After more than 30 years in the catering business, Michael Rapacioli is almost considered a veteran – we spoke to him to see how the industry has changed and what the future looks like
From working behind the counter of his family’s sandwich shop during the school holidays in the 70s, to founding one of London’s most successful catering companies, Michael ‘Mick’ Rapacioli has seen it all. Now approaching 50, he reflects on his 33 years in the business and shares his predictions for the future.
‘At age 16, I became bored of standing behind the counter and decided to start knocking on office doors, trying to sell sandwich platters and flasks of coffee,’ Mick says. It was from this little idea that Sands Catering
provides affordable and reliable food for office meetings, as well as conference and event catering. Staying true to his roots, Mick’s business specialises in finger food, and, of course, sandwiches.
Looking back, Mick says the most dramatic change in catering has been the enhancement in technology. ‘Online food couriers from restaurants are dominating the food market,’ says Mick. Technological advancements have changed the way people get their food and how businesses compete for custom. The gap in the market for consumers demanding an easy way to receive the food they want, when they want it, has been filled.
Another feather in Mick’s cap is that Sands
is one of London’s largest independently owned corporate caterers. These days, indies are championed, something Sands
benefits from. ‘Consumers are once again becoming interested in supporting local business and boutique eateries,’ explains Mick.

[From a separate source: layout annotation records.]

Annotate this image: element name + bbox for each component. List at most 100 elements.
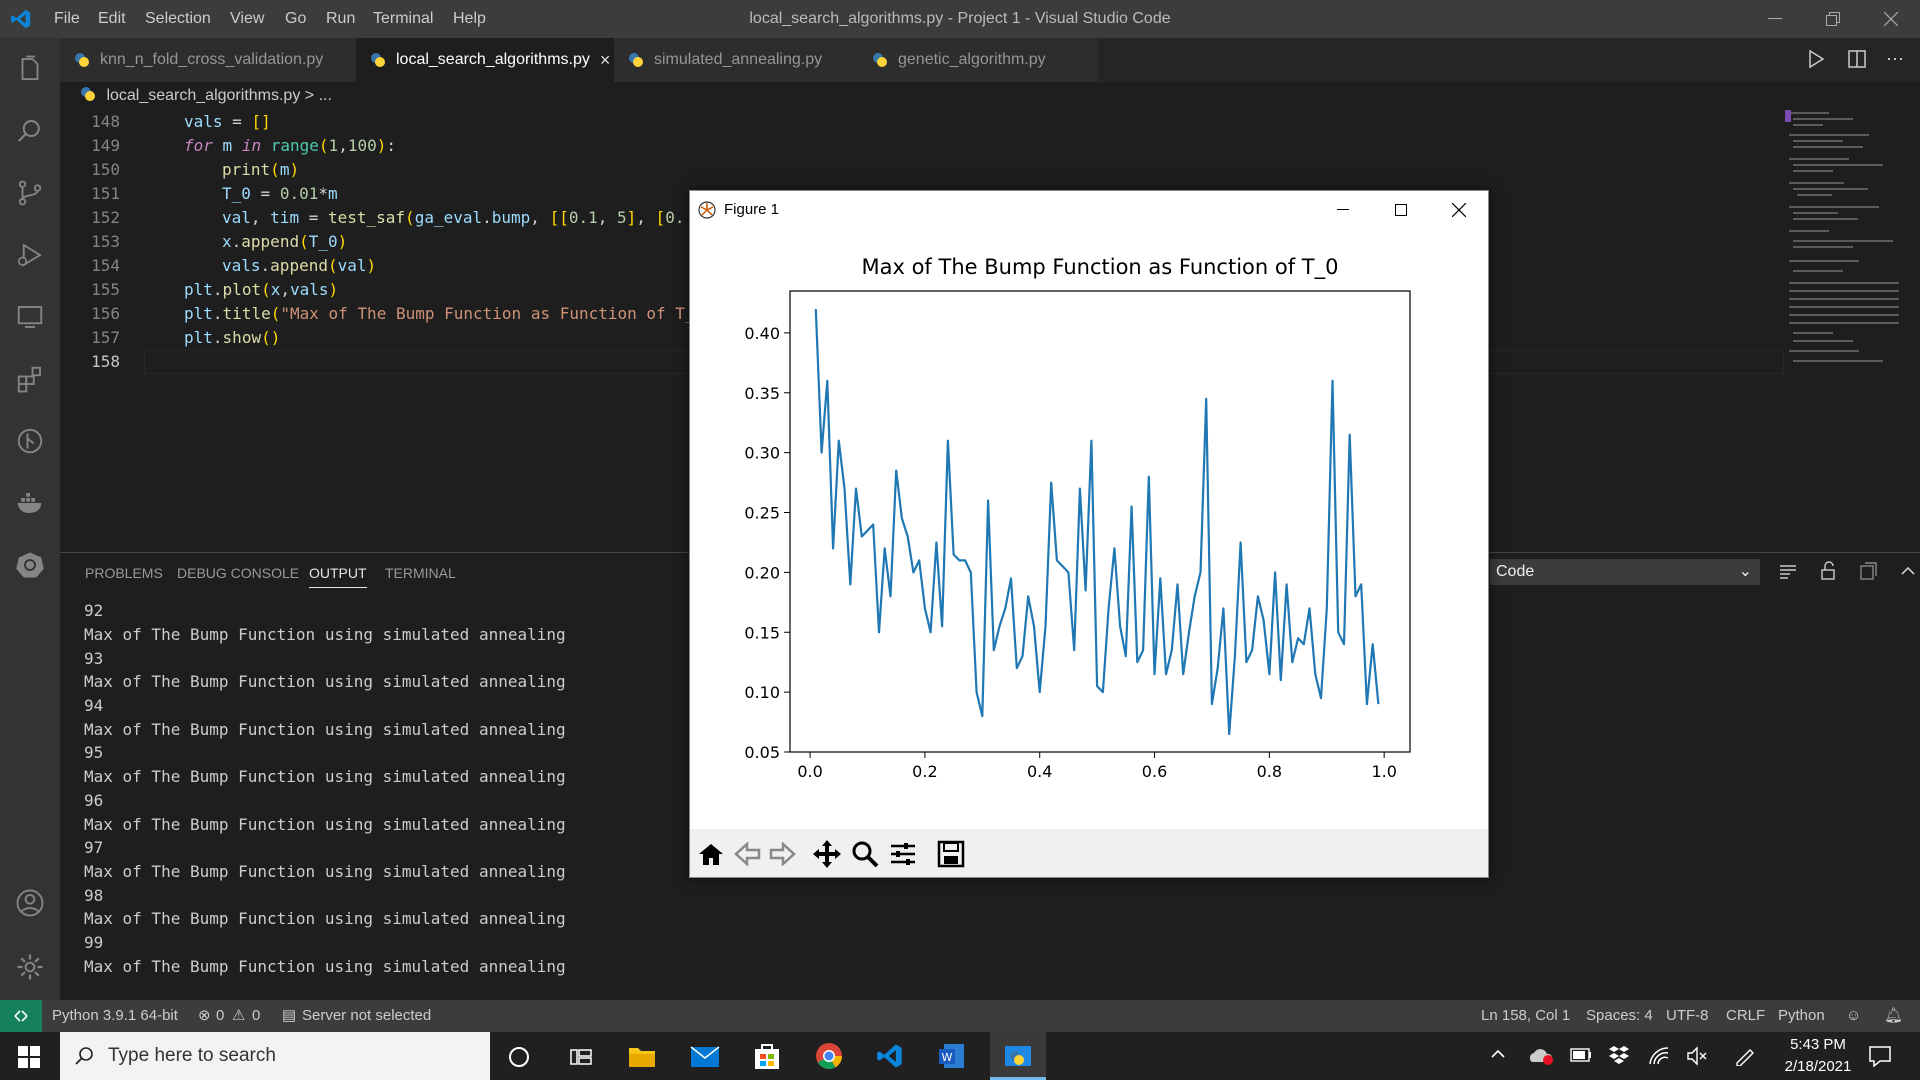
action-center-icon[interactable] — [1868, 1045, 1892, 1072]
docker-icon[interactable] — [0, 472, 60, 534]
git-graph-icon[interactable] — [0, 410, 60, 472]
close-icon[interactable]: × — [599, 49, 611, 70]
pan-icon[interactable] — [810, 837, 844, 871]
save-icon[interactable] — [934, 837, 968, 871]
configure-subplots-icon[interactable] — [886, 837, 920, 871]
remote-explorer-icon[interactable] — [0, 286, 60, 348]
menu-run[interactable]: Run — [326, 10, 356, 27]
forward-arrow-icon[interactable] — [766, 837, 800, 871]
run-debug-icon[interactable] — [0, 224, 60, 286]
tab-genetic-algorithm[interactable]: genetic_algorithm.py — [858, 38, 1098, 82]
warning-count[interactable]: 0 — [252, 1007, 261, 1024]
task-view-icon[interactable] — [570, 1046, 592, 1073]
open-log-icon[interactable] — [1858, 561, 1878, 586]
tab-knn[interactable]: knn_n_fold_cross_validation.py — [60, 38, 356, 82]
kubernetes-icon[interactable] — [0, 534, 60, 596]
code-line-149: for m in range(1,100): — [184, 136, 397, 155]
menu-view[interactable]: View — [230, 10, 265, 27]
figure-close-button[interactable] — [1434, 191, 1484, 229]
encoding[interactable]: UTF-8 — [1666, 1007, 1709, 1024]
taskbar-date[interactable]: 2/18/2021 — [1784, 1058, 1852, 1075]
feedback-icon[interactable]: ☺ — [1846, 1007, 1862, 1024]
taskbar: Type here to search W 5:43 PM 2/18/2021 — [0, 1032, 1920, 1080]
cursor-position[interactable]: Ln 158, Col 1 — [1481, 1007, 1571, 1024]
window-title: local_search_algorithms.py - Project 1 -… — [749, 10, 1171, 27]
language-mode[interactable]: Python — [1778, 1007, 1825, 1024]
python-interpreter[interactable]: Python 3.9.1 64-bit — [52, 1007, 178, 1024]
indentation[interactable]: Spaces: 4 — [1586, 1007, 1653, 1024]
tab-problems[interactable]: PROBLEMS — [85, 565, 163, 581]
volume-muted-icon[interactable] — [1686, 1046, 1708, 1071]
remote-indicator[interactable] — [0, 1000, 42, 1032]
menu-help[interactable]: Help — [453, 10, 486, 27]
tab-label: local_search_algorithms.py — [396, 51, 590, 68]
tab-terminal[interactable]: TERMINAL — [385, 565, 456, 581]
cortana-icon[interactable] — [508, 1046, 530, 1073]
lock-scroll-icon[interactable] — [1818, 561, 1838, 586]
source-control-icon[interactable] — [0, 162, 60, 224]
extensions-icon[interactable] — [0, 348, 60, 410]
taskbar-time[interactable]: 5:43 PM — [1790, 1036, 1846, 1053]
chrome-icon[interactable] — [815, 1042, 843, 1075]
tab-local-search[interactable]: local_search_algorithms.py × — [356, 38, 614, 82]
windows-start-icon[interactable] — [18, 1046, 40, 1073]
maximize-panel-icon[interactable] — [1898, 561, 1918, 586]
notifications-icon[interactable]: 🔔︎ — [1884, 1007, 1904, 1024]
show-hidden-icons[interactable] — [1490, 1046, 1506, 1067]
y-tick-label: 0.10 — [744, 683, 780, 702]
word-icon[interactable]: W — [938, 1042, 966, 1075]
pen-icon[interactable] — [1734, 1046, 1756, 1071]
onedrive-icon[interactable] — [1528, 1046, 1554, 1071]
menu-edit[interactable]: Edit — [98, 10, 126, 27]
wifi-icon[interactable] — [1648, 1046, 1670, 1071]
error-count[interactable]: 0 — [216, 1007, 225, 1024]
warning-icon: ⚠ — [232, 1007, 246, 1024]
x-tick-label: 0.2 — [912, 762, 937, 781]
vscode-taskbar-icon[interactable] — [876, 1042, 904, 1075]
back-arrow-icon[interactable] — [730, 837, 764, 871]
menu-go[interactable]: Go — [285, 10, 307, 27]
close-window-button[interactable] — [1862, 0, 1920, 38]
tab-simulated-annealing[interactable]: simulated_annealing.py — [614, 38, 858, 82]
taskbar-search-box[interactable]: Type here to search — [60, 1032, 490, 1080]
breadcrumb-rest[interactable]: ... — [318, 87, 332, 104]
code-line-151: T_0 = 0.01*m — [222, 184, 338, 203]
vscode-logo-icon — [10, 8, 32, 30]
split-editor-icon[interactable] — [1847, 49, 1867, 74]
tab-debug-console[interactable]: DEBUG CONSOLE — [177, 565, 300, 581]
menu-terminal[interactable]: Terminal — [373, 10, 434, 27]
minimap[interactable] — [1785, 110, 1910, 430]
breadcrumb: local_search_algorithms.py > ... — [60, 82, 1920, 110]
line-ending[interactable]: CRLF — [1726, 1007, 1766, 1024]
figure-minimize-button[interactable] — [1318, 191, 1368, 229]
search-icon[interactable] — [0, 100, 60, 162]
minimize-button[interactable] — [1746, 0, 1804, 38]
battery-icon[interactable] — [1570, 1048, 1592, 1067]
output-line: 96 — [84, 791, 104, 810]
dropbox-icon[interactable] — [1608, 1044, 1630, 1071]
clear-output-icon[interactable] — [1778, 561, 1798, 586]
run-file-icon[interactable] — [1806, 49, 1826, 74]
explorer-icon[interactable] — [0, 38, 60, 100]
settings-gear-icon[interactable] — [0, 936, 60, 998]
mail-icon[interactable] — [690, 1046, 720, 1073]
tab-label: simulated_annealing.py — [654, 51, 823, 68]
account-icon[interactable] — [0, 872, 60, 934]
line-number: 153 — [91, 232, 120, 251]
menu-file[interactable]: File — [54, 10, 80, 27]
zoom-icon[interactable] — [848, 837, 882, 871]
file-explorer-icon[interactable] — [628, 1044, 656, 1073]
output-channel-select[interactable]: Code ⌄ — [1490, 559, 1760, 585]
server-status[interactable]: Server not selected — [302, 1007, 432, 1024]
tab-output[interactable]: OUTPUT — [309, 565, 367, 588]
figure-maximize-button[interactable] — [1376, 191, 1426, 229]
python-figure-taskbar-icon[interactable] — [990, 1032, 1046, 1080]
y-tick-label: 0.35 — [744, 384, 780, 403]
more-actions-icon[interactable]: ⋯ — [1886, 49, 1904, 69]
output-line: 98 — [84, 886, 104, 905]
breadcrumb-file[interactable]: local_search_algorithms.py — [106, 87, 301, 104]
home-icon[interactable] — [694, 837, 728, 871]
menu-selection[interactable]: Selection — [145, 10, 211, 27]
restore-button[interactable] — [1804, 0, 1862, 38]
store-icon[interactable] — [754, 1042, 780, 1075]
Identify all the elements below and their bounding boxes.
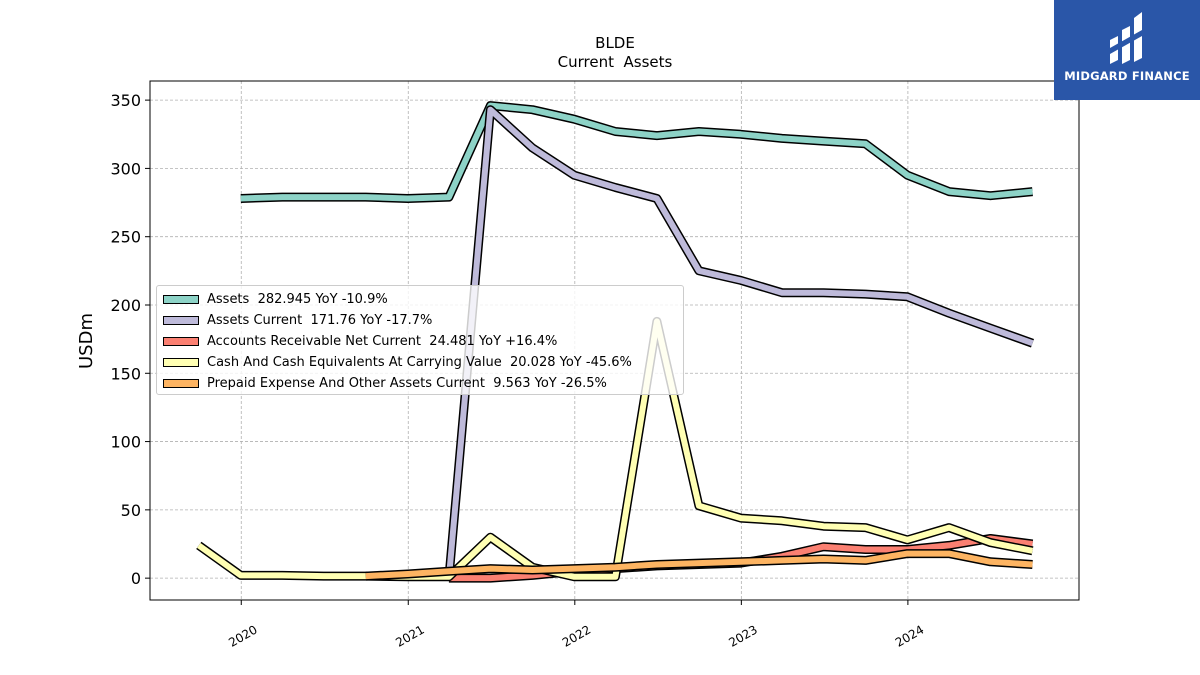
x-tick-label: 2024	[893, 622, 926, 649]
legend-swatch	[163, 316, 199, 325]
legend-item: Accounts Receivable Net Current 24.481 Y…	[163, 331, 677, 352]
midgard-logo-icon	[1110, 12, 1142, 64]
series-line	[197, 318, 1034, 580]
grid	[150, 81, 1079, 600]
y-axis: 0 50 100 150 200 250 300 350	[110, 91, 150, 588]
y-tick-label: 250	[110, 228, 141, 247]
legend-item: Prepaid Expense And Other Assets Current…	[163, 373, 677, 394]
x-axis: 2020 2021 2022 2023 2024	[226, 600, 926, 650]
y-tick-label: 350	[110, 91, 141, 110]
legend-swatch	[163, 337, 199, 346]
legend-label: Accounts Receivable Net Current 24.481 Y…	[207, 334, 558, 349]
x-tick-label: 2023	[726, 622, 759, 649]
x-tick-label: 2022	[560, 622, 593, 649]
legend-swatch	[163, 358, 199, 367]
y-tick-label: 0	[131, 569, 141, 588]
x-tick-label: 2021	[393, 622, 426, 649]
legend-swatch	[163, 295, 199, 304]
midgard-finance-logo: MIDGARD FINANCE	[1054, 0, 1200, 100]
legend-swatch	[163, 379, 199, 388]
series-layer	[196, 101, 1035, 583]
chart-title: BLDE	[595, 34, 635, 52]
chart-subtitle: Current Assets	[558, 53, 673, 71]
legend-label: Cash And Cash Equivalents At Carrying Va…	[207, 355, 632, 370]
plot-frame	[149, 80, 1080, 601]
series-line	[365, 550, 1033, 580]
logo-text: MIDGARD FINANCE	[1064, 69, 1190, 83]
y-tick-label: 150	[110, 364, 141, 383]
legend-label: Assets Current 171.76 YoY -17.7%	[207, 313, 433, 328]
series-0	[240, 101, 1033, 203]
legend-item: Cash And Cash Equivalents At Carrying Va…	[163, 352, 677, 373]
series-line	[445, 106, 1034, 579]
series-3	[196, 316, 1034, 582]
series-line-outline	[240, 101, 1033, 203]
x-tick-label: 2020	[226, 622, 259, 649]
legend-label: Prepaid Expense And Other Assets Current…	[207, 376, 607, 391]
y-tick-label: 300	[110, 159, 141, 178]
series-1	[444, 105, 1035, 579]
legend-item: Assets Current 171.76 YoY -17.7%	[163, 310, 677, 331]
legend-label: Assets 282.945 YoY -10.9%	[207, 292, 388, 307]
y-axis-label: USDm	[76, 313, 97, 369]
series-4	[365, 549, 1033, 581]
series-line	[240, 102, 1033, 202]
legend: Assets 282.945 YoY -10.9% Assets Current …	[156, 285, 684, 395]
y-tick-label: 200	[110, 296, 141, 315]
y-tick-label: 50	[121, 501, 141, 520]
y-tick-label: 100	[110, 433, 141, 452]
legend-item: Assets 282.945 YoY -10.9%	[163, 289, 677, 310]
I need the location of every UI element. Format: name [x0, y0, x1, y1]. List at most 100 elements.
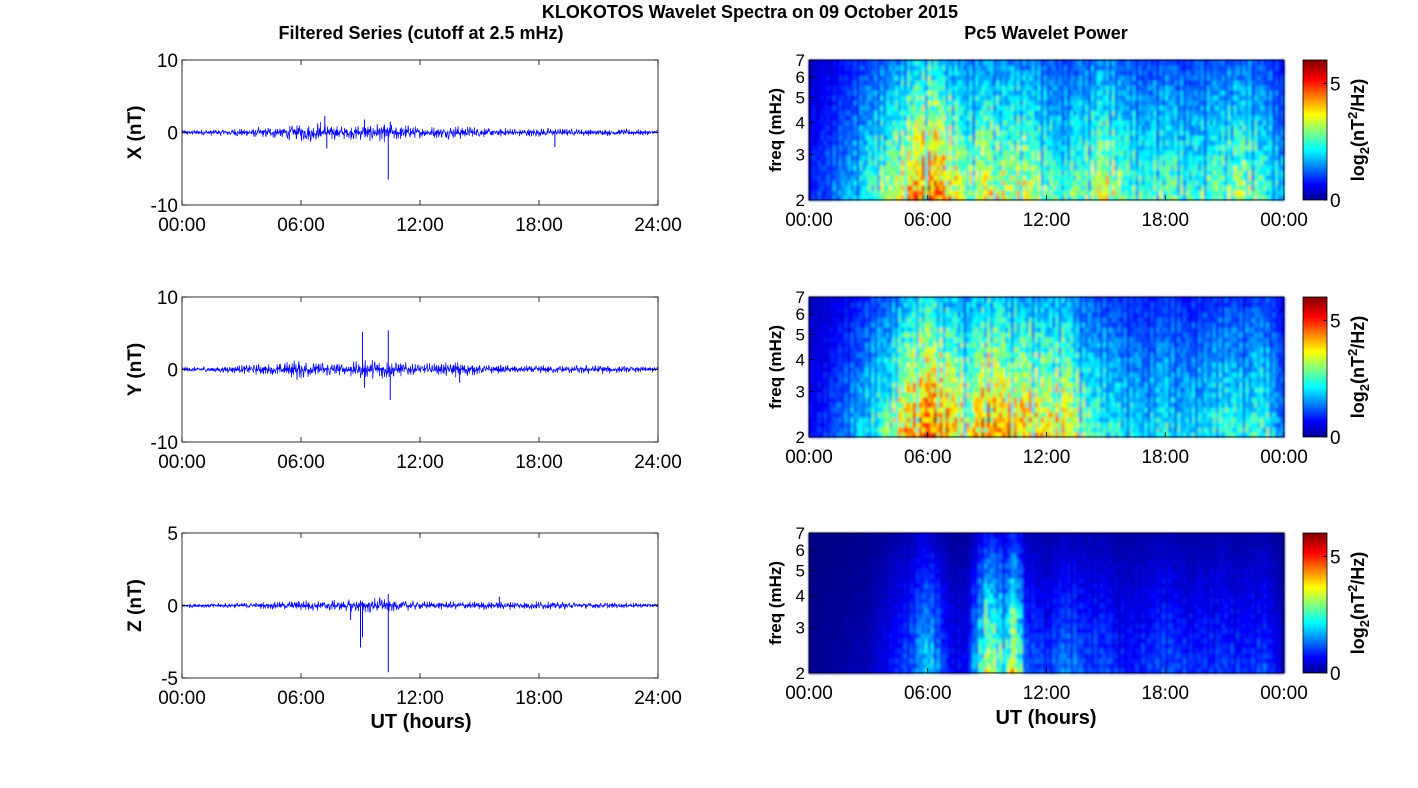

But it hasn’t always been like that. When Sands
first started operating 25 years ago, the highstreet was dominated by single unit, family-run establishments. When new kid on the block, Pret a Manger, first launched its chain stores, the old-school vendors never believed the concept would last, so they refused to join the revolution. This was the beginning of the monopoly chains eventually achieved on the highstreet that saw the diminishment of sole traders. Now, as boutique eateries are flourishing, Mick says it’s beginning to come full circle.
On the topic of the future, Mick claims the question of healthy eating leads the development. This also ties in with the green wave and the increased focus on ethically sourced produce, vegetarianism, veganism and the reduction of food waste. The emphasis on the environment and what the events industry can do to reduce plastic waste
, plays its part too. But how does it affect the catering business specifically?
‘As with any change, there are teething problems; in the initial stages, we see prices rising in raw materials, food costs and packaging,’ Mick explains. ‘This, inevitably, leads to an increase in price for the end-user too, which may impact people’s eating habits.’ Mick hopes to see this stabilise in the future so that food in general, not just catering, becomes more sustainable and cost-effective.
Overall, Mick has had an incredible journey with his 30 years in the industry, eventually becoming adaptable and wise enough to avoid facing the issues that many others will. ‘Saying that, it is always challenging building a business alone,’ he says. ‘My advice to those thinking of joining the catering sector would be that it is hard work, but the harder you work, the luckier you get!’